In my last post, I talked about how I was taking control of my romantic fate, jumping in the pool and exploring my options by setting my sites on dating MULTIPLE people in order to compare and contrast them just as the “experts” suggest. I was going to find my match and have fun doing it by playing the game and being the cool girl running around LA like a “Sex in The City” pick-up artist. I was going to transition into this role, because I thought that since I knew, or at least THOUGHT I knew, what I was getting myself into, I was going to be able to detach myself just enough to have fun before sinking in too deep. All this with my mind reeling and my mouth shouting, “If they call, great!” “ If they call last minute, let’s meet for drinks!” “If they didn’t call at all, who cares!!” I was going to do this and I was not going to let my emotions get the best of me. Cool girls rule with their heads and not just their hearts. Don’t they?
I sadly thought I could be her, so I did this by telling everyone, including myself that this was the new me.
But it wasn’t me. This whole thing wasn’t me, but remember, I’m still at the beginning of this. I still thought I could be the girl holding the card instead of the girl being forced to fold. I was dating!
I’m sure you’re asking, Why Tinder? Why did I, a relatively non-casual person at least when it comes to dating pick the most casual option if I was genuinely interested in meeting someone real? Why not one of the more serious (?!) online sites that rely on more than a few photos and a sentence of shmutz that people rarely read? How was I supposed to “get serious” in this kind of environment?
The truth is – Even though I did want to meet someone, I wasn’t ready to put in the work required to be seriously strategic about it, nor was I ready to drill down on all the things that make me tick, that make me happy, that make me ME for the sake of satisfying an algorithm that could potentially lead me Mr. Right. Did I really want to answer 500 questions and have my friends vet my profile? I didn’t want to put that much work into this even though I did want to meet a great guy. For some reason, I had hopes that somehow “Fortune was going to favor the lazy.” (If you’re interested in learning how somehow hacked the code of online dating by putting in some serious work, I highly recommend watching the TED conference with Amy Webb. FYI – She’s Married!)

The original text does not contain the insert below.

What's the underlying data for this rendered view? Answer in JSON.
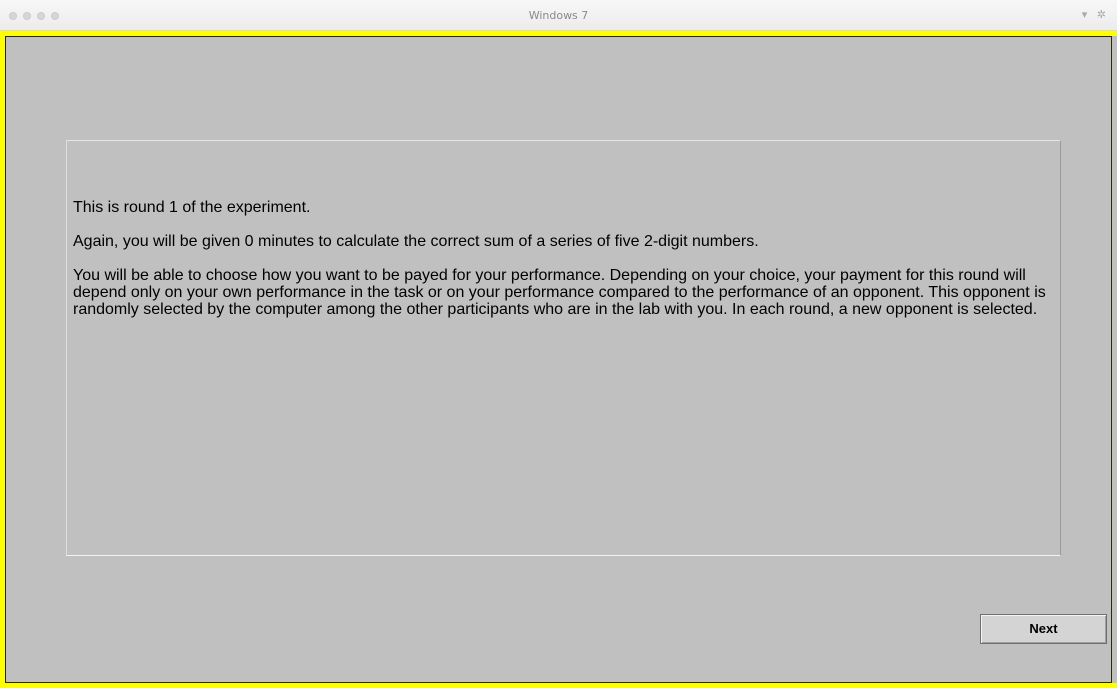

In saying that, I felt the only way to accomplish my need to (try) to meet and date more people was to dip my toes into the most casual option with the possibility of upgrading to another later. Again, I’m still at the start of this and at the beginning of this story. I just downloaded the app and was looking forward to the prospect of chatting it up with hundreds of bachelors within a five mile radius. (This is LA, ok?) I was queuing them up, making it happen, and brag’in to my gay’s and gf’s about being a “playa”.
Like everything, I soon learned that there are do’s and don’t, mostly involving what pictures to use. Of all the dating apps, Tinder is what some call the most ‘image focused,’ while others would say the most shallow, so I knew that I had to put some thought into what I was posting in order to maximize my changes of getting right-swipped. The unofficial picture rules? No group shots, no photoshopping yourself beyond recognition and no photos older than 2 years old. If you have a daredevil streak or you’re a business person who was a daredevil for a day, certainly post photos of you cuddling with tigers or bungee jumping?! (Get real people!)
So with my photos carefully selected sans tiger/bikini shots, because I wanted to attract not detract, I finished it up by adding a witty tagline tooting my inner bookworm and love for live music who’s willing to learn how to surf from a sweet, fun teacher.